Es Caló de Sant Agustí es un pequeño grupo de casas surgidas alrededor de un minúsculo embarcadero. Su nombre hace referencia a los monjes agustinos que fundaron en el s. IX un monasterio en La Mola, y que probablemente utilizaban este fondeadero. Una zona perfecta para disfrutar del snorkel.

Es Caló

Es Caló

La Mola estuvo aislada durante siglos, encaramada en sus acantilados. Los moleros hablaban de los baixers (los de bajo), como si fueran de otro lugar. Incluso, se decía que hasta aquí arriba no llegaban las enfermedades y la gente alcanzaba sorprendentes longevidades.

Por entre unos pinares, la carretera serpentea suavemente hasta llegar al Mirador, desde donde se contempla toda Formentera, teniendo la sensación de sentir la isla como algo muy delimitado.

La Mola

El Faro de La Mola se levanta al final de la carretera, junto a una bar chill-out. Por la noche llena toda esta meseta de rayos diamantinos, barriéndola de lado a lado.
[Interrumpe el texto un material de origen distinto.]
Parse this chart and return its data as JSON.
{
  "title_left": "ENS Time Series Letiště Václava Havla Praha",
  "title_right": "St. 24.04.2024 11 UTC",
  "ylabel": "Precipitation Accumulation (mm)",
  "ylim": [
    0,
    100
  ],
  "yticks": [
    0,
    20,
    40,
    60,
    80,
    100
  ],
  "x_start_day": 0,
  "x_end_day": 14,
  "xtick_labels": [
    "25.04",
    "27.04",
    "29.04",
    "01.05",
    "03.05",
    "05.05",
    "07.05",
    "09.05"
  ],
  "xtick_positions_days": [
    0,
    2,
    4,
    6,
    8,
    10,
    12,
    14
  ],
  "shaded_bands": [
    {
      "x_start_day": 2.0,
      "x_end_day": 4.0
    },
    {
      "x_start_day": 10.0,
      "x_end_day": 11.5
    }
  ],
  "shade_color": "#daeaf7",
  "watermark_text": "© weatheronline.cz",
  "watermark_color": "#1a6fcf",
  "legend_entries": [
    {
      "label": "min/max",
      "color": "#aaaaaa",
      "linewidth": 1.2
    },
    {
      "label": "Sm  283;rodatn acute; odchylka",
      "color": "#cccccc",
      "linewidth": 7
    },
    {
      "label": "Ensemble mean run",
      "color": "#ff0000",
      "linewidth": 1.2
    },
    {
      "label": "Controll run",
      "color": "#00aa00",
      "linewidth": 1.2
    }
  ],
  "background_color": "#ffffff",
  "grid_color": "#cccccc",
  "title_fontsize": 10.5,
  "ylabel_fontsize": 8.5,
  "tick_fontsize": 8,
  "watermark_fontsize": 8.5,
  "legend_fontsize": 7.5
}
A la derecha del faro, y tras el saliente se que contempla a los lejos, se encuentran unas escaleras vertiginosas que llegan hasta el mar. Es la llamada cala Codolar, por la que subían los barriles de petróleo para el faro, a hombros y escalón por escalón.

Faro La Mola

Estos abismos eran escenario de las virotades, cuando los aguerridos formenterenses se dejaban caer, cogidos con una mano a una cuerda, para con la otra agarrar a los virots en su nido y matarlos de un enérgico mordisco. Luego, en el borde de las peñas, celebraban un banquete con el manjar.